Au Tchad le tarif n’était pas fixe mais le principe était le même.
Voici quelques anecdotes dont j’ai été le « héros » bien malgré moi.
En 1996, à Garoua (Nord Cameroun) j’avais fait brûler une montagne de vieux pneumatiques dans une sorte de carrière à une dizaine de Kms de la ville. La mise à feu avait eu lieu le Jeudi et le Dimanche on apercevait encore une colonne de fumée noire s’élevant dans le ciel. Je n’étais pas très fier de ma solution polluante mais mes prédécesseurs à la tête du Parc Auto n’ayant rien fait depuis des années, il avait fallu que je prenne une décision pour faire de la place dans les entrepôts. Bref ça fumait toujours et je décidais le Dimanche après-midi d’aller jeter un coup d’oeil sur les carcasses calcinées.

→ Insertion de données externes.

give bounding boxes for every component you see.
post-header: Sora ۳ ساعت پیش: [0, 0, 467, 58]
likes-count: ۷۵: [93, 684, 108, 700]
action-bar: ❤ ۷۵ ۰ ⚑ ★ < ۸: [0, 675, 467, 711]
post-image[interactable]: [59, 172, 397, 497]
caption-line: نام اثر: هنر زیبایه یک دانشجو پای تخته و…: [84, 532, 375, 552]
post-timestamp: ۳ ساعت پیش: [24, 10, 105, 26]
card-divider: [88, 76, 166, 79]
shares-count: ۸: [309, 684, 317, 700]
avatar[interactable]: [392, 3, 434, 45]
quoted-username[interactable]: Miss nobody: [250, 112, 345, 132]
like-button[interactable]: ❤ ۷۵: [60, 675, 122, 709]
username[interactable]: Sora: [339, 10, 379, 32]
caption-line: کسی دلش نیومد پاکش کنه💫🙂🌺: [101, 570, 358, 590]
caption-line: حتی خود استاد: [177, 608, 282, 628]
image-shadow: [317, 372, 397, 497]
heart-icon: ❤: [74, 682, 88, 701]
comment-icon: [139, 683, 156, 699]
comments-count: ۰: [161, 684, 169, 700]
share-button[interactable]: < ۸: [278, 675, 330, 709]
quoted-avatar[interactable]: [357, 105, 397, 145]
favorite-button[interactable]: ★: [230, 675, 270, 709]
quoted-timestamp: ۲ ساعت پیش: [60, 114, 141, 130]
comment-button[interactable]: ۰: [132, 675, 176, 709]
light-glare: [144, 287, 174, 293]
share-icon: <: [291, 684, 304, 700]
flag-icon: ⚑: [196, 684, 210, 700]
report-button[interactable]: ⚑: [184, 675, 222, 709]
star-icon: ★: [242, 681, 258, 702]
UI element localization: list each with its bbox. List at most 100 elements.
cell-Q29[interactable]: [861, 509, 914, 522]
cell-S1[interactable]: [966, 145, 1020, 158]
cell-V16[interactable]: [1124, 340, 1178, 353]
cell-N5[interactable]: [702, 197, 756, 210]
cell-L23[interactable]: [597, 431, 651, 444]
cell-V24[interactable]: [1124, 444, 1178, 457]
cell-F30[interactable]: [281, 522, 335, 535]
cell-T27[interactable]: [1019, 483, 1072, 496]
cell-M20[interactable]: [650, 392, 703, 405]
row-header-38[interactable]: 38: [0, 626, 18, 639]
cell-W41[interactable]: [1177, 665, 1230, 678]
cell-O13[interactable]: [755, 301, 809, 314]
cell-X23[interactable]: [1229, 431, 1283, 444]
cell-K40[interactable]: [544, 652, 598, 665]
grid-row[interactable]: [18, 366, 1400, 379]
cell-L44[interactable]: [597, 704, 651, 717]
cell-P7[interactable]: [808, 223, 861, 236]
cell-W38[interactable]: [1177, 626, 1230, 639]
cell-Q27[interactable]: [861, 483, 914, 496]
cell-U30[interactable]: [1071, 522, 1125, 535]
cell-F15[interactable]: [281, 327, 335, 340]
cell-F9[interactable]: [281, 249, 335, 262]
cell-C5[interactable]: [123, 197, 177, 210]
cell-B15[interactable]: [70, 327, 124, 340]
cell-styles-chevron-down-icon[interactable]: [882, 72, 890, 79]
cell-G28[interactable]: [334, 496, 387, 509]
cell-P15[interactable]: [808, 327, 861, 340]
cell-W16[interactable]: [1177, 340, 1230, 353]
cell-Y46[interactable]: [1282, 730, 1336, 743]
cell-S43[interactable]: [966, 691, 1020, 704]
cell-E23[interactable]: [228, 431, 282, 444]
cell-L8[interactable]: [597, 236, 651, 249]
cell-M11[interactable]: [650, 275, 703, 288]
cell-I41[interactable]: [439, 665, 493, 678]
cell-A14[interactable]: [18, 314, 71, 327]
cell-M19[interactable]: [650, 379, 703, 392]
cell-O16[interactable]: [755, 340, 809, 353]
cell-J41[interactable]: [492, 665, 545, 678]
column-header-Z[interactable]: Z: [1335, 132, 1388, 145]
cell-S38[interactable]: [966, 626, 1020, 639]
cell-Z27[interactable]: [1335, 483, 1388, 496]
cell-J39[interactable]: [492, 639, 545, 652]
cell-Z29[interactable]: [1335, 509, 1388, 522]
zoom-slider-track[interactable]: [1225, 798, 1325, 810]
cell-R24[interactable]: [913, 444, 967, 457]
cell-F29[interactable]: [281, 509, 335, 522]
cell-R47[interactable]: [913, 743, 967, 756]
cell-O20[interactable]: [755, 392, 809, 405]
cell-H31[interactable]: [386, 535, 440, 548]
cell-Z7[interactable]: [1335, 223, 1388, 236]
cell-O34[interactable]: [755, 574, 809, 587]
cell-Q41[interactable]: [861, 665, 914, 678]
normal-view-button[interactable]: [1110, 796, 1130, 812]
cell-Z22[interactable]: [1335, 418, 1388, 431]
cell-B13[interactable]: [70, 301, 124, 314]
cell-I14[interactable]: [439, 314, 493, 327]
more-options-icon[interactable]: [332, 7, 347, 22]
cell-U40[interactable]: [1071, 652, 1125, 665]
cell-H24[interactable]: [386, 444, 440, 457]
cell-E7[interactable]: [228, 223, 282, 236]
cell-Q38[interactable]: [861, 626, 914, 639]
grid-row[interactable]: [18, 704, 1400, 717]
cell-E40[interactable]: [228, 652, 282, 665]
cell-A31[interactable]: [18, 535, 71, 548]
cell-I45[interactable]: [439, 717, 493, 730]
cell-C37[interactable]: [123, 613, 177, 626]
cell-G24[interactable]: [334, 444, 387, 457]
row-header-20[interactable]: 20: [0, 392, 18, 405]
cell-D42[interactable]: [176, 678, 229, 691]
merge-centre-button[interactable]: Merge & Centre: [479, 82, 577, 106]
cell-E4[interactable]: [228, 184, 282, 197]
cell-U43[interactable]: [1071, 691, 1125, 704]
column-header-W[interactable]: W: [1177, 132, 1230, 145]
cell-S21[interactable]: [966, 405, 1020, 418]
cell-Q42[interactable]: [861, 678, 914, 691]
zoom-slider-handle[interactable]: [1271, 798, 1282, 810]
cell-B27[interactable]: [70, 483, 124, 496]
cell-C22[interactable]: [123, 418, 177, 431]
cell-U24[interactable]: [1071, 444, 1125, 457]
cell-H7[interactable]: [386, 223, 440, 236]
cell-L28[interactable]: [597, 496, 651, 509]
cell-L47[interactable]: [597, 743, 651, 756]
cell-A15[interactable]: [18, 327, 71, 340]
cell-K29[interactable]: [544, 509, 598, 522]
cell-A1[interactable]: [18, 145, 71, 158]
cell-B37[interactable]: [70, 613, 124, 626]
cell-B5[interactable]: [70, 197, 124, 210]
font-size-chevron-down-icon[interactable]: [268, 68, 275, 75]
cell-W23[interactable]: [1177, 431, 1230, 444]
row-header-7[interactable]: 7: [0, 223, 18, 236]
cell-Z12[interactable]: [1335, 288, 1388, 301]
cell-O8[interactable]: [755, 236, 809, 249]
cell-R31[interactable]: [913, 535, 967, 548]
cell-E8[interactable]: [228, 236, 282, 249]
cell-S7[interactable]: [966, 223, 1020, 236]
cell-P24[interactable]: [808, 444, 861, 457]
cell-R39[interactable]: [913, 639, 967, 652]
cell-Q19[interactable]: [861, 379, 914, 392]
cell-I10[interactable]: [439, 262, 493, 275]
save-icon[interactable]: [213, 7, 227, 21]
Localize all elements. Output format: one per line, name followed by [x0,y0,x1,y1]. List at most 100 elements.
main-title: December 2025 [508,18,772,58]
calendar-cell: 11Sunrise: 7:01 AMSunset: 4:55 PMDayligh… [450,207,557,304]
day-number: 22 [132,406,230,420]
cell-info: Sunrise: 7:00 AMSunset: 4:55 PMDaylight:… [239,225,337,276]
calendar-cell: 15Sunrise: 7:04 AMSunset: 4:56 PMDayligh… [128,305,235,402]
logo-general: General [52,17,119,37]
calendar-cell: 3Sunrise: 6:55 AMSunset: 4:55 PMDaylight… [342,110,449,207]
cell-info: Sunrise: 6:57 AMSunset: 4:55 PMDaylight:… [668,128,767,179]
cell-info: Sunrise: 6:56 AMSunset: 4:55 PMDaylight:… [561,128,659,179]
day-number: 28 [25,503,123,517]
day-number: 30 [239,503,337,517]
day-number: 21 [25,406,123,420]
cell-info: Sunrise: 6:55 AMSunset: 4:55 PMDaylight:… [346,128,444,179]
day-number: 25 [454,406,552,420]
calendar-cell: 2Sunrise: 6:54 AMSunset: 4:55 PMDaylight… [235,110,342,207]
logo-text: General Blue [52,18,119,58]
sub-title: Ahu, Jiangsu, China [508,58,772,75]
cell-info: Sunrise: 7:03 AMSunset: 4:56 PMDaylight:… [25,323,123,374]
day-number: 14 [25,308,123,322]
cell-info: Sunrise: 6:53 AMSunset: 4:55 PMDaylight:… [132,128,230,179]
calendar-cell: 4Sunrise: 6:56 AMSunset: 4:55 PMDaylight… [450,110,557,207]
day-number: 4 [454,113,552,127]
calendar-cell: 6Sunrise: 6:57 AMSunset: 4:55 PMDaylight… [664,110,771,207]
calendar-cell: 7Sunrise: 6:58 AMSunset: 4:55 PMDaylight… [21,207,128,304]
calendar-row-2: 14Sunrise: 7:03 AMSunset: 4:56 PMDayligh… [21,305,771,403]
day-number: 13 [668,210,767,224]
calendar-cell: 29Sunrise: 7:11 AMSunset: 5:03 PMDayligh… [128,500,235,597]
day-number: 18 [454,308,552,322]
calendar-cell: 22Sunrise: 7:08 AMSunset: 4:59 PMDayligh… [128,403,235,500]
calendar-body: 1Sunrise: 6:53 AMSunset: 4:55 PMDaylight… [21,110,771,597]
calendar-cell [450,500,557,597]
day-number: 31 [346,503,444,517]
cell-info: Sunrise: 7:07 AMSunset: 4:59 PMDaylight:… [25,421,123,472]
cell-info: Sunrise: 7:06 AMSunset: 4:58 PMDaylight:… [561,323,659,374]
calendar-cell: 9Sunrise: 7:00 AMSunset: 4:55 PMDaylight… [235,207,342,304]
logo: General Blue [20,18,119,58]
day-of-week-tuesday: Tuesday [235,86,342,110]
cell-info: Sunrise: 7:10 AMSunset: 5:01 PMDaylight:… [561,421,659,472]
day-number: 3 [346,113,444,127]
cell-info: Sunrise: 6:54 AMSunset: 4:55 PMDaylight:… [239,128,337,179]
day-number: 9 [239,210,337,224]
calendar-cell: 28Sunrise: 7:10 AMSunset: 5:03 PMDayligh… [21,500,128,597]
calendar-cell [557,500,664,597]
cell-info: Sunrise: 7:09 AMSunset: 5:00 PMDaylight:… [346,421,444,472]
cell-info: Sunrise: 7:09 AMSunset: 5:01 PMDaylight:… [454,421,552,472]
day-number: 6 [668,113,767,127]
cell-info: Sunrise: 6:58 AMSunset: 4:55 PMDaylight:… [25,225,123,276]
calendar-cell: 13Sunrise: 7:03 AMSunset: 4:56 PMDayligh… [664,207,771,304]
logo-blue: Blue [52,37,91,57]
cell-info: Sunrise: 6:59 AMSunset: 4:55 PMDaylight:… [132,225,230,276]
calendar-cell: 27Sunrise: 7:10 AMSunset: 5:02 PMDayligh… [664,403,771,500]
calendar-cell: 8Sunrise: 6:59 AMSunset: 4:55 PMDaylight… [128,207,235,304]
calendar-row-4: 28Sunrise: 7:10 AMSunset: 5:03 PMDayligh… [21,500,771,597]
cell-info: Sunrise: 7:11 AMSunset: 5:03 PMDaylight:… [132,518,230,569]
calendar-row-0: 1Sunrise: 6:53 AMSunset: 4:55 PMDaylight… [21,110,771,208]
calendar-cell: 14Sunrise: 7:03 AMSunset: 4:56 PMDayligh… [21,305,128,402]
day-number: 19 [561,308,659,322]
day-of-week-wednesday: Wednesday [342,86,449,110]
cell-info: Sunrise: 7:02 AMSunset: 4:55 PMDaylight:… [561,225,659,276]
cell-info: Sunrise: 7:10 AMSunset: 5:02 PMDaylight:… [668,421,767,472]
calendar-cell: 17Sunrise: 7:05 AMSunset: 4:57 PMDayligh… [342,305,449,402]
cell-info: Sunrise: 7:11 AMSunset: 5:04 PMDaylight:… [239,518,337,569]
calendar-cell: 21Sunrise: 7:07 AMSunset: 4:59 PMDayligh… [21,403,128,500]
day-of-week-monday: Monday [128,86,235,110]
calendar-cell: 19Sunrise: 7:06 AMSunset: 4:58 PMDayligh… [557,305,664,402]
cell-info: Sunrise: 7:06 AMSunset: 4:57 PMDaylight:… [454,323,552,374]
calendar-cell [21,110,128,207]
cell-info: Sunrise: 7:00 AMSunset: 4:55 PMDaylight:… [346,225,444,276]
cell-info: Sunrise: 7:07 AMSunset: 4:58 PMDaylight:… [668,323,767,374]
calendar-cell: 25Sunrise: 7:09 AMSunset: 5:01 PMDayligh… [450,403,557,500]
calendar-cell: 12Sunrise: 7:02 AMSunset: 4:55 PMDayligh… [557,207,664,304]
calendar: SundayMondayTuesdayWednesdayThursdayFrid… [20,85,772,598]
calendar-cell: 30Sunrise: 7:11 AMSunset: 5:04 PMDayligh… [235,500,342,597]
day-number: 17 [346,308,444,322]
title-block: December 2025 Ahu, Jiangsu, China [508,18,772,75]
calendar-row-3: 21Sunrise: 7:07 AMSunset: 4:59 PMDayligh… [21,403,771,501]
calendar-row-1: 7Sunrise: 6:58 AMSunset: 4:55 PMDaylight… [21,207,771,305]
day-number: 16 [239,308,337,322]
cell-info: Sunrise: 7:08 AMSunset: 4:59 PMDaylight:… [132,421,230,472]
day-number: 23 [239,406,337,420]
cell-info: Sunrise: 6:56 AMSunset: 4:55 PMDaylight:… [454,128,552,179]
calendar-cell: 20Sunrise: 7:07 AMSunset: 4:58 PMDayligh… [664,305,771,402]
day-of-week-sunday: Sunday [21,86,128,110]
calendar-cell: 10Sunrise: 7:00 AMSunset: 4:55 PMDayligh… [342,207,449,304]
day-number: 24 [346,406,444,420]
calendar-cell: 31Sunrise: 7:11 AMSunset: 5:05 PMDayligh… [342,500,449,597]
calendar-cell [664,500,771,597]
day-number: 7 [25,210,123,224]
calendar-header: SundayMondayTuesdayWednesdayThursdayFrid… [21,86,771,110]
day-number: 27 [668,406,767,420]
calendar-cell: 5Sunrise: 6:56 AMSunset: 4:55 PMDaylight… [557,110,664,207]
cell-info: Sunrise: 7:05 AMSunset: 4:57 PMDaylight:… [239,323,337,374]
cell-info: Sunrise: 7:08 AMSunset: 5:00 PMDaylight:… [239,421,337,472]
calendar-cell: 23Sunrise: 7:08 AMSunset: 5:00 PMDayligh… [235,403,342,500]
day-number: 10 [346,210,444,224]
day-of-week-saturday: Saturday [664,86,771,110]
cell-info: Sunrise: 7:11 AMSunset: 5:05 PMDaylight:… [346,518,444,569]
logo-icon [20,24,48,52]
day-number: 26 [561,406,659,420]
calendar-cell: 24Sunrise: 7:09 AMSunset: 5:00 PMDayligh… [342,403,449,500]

Seul au volant de ma vieille Nissan de fonction je quittais la ville par la piste menant au Nigeria et au ... brasier ; je devais rouler à 50kms/h quand à la sortie de la ville j’entends plusieurs coups de sifflet ; un coup d’oeil au rétro et je vois un flic gesticulant au bord de la piste, à la hauteur d’un bouquet de manguiers que je venais de dépasser. Seul sur cette piste, les coups de sifflet étaient donc pour moi. Freinage, arrêt et marche arrière jusqu’au policier vitupérant. Un deuxième flic était assis à l’ombre des manguiers, ça devait être le chef. Glace ouverte, mais sans descendre du véhicule, je salue la « police ».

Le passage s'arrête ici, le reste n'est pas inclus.